Show Abstract | Download Original | Original Source | Check in Google Scholar | Full PDF (459.504 KB) | DOI: 10.30641/dejure.2017.V17.309-320

Abstract

Hal terpenting dalam suatu sengketa adalah pelaksanaan putusan atas sengketa tersebut atau sering disebut dengan istilah eksekusi. Adalah sia-sia apabila dalam suatu perkara yang sudah mempunya kekuatan hukum yang tetap, akan tetapi pada akhirnya tidak dapat dieksekusi. Di dalam perkara perdata paling tidak ada dua lembaga penting yang dapat menjadi tempat penyelesaian suatu perkara, yakni lembaga pengadilan dan arbitrase.

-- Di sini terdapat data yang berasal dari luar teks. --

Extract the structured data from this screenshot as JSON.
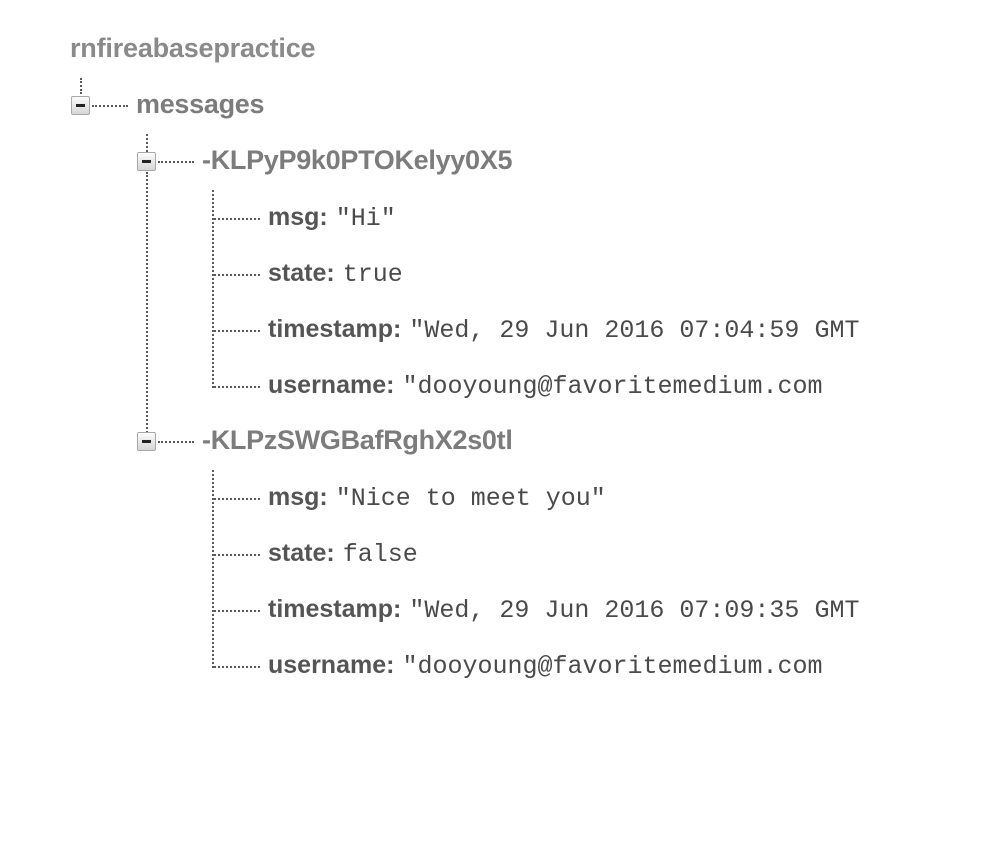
{
  "root": {
    "name": "rnfireabasepractice"
  },
  "messages": {
    "name": "messages",
    "children": [
      {
        "key": "-KLPyP9k0PTOKelyy0X5",
        "fields": [
          {
            "key": "msg:",
            "value": "\"Hi\""
          },
          {
            "key": "state:",
            "value": "true"
          },
          {
            "key": "timestamp:",
            "value": "\"Wed, 29 Jun 2016 07:04:59 GMT"
          },
          {
            "key": "username:",
            "value": "\"dooyoung@favoritemedium.com"
          }
        ]
      },
      {
        "key": "-KLPzSWGBafRghX2s0tl",
        "fields": [
          {
            "key": "msg:",
            "value": "\"Nice to meet you\""
          },
          {
            "key": "state:",
            "value": "false"
          },
          {
            "key": "timestamp:",
            "value": "\"Wed, 29 Jun 2016 07:09:35 GMT"
          },
          {
            "key": "username:",
            "value": "\"dooyoung@favoritemedium.com"
          }
        ]
      }
    ]
  },
  "icons": {
    "collapse": "minus-square-icon"
  },
  "colors": {
    "node_text": "#7c7c7c",
    "key_text": "#555555",
    "value_text": "#4a4a4a",
    "connector": "#5a5a5a"
  }
}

Badan Arbitrase dapat melaksanakan pemeriksaan sengketa secara adil dan lebih cepat akan tetapi Badan Arbitrase tidak punya organ untuk dapat memaksa pihak yang kalah melaksanakan putusannya, seperti layaknya pengadilan yang mempunyai juru sita untuk melaksanakan eksekusi. Oleh karena itu dibutuhkan peranan pengadilan negeri. Agar pengadilan dapat melakukan eksekusi maka ada syarat yang harus dipenuhi yakni dalam waktu paling lama 30 (tiga puluh ) hari terhitung sejak tanggal putusan diucapkan, lembaran asli atau salinan otentik putusan arbitrase diserahkan dan didaftarkan oleh arbiter atau kuasanya kepada panitera pengadilan negeri. Tidak dipenuhinya ketentuan tersebut berakibat putusan arbitrase tidak dapat dilaksanakan. Adapun yang menjadi ruang lingkup permasalahan dalam penelitian ini adalah yang pertama, bagaimanakah peran pengadilan dalam pelaksanaan putusan arbitrase nasional dan yang kedua apakah manfaat pendaftaran putusan arbitrase di pengadilan negeri. Metode yang digunakan dalam penelitian ini adalah metode Normatif Yuridis dengan demikan datanya adalah data sekunder. Dari penelitian dapat disimpukan banwa ada dua hal pokok yang menjadi peran Pengadilan Negeri yakni yang pertama untuk menerima pendaftaran putusan dan yang kedua adalah untuk melakukan eksekusi apabila para pihak tidak melaksanakan secara suka rela. Konsekuensi suatu perkara arbitrase yang tidak didaftarkan oleh Arbiter dalam jangka waktu 30 hari sejak diputus berakibat putusan arbitrase tidak dapat dilaksanakan. Dari hasil penelitian, perlu dilakukan revisi terhadap Undang-Undang Nomor 30 Tahun 1999 Tentang Arbitrase dan Alternatif Penyelesaian Sengketa khususnya ketentuan mengenai pendaftaran putusan arbitrase.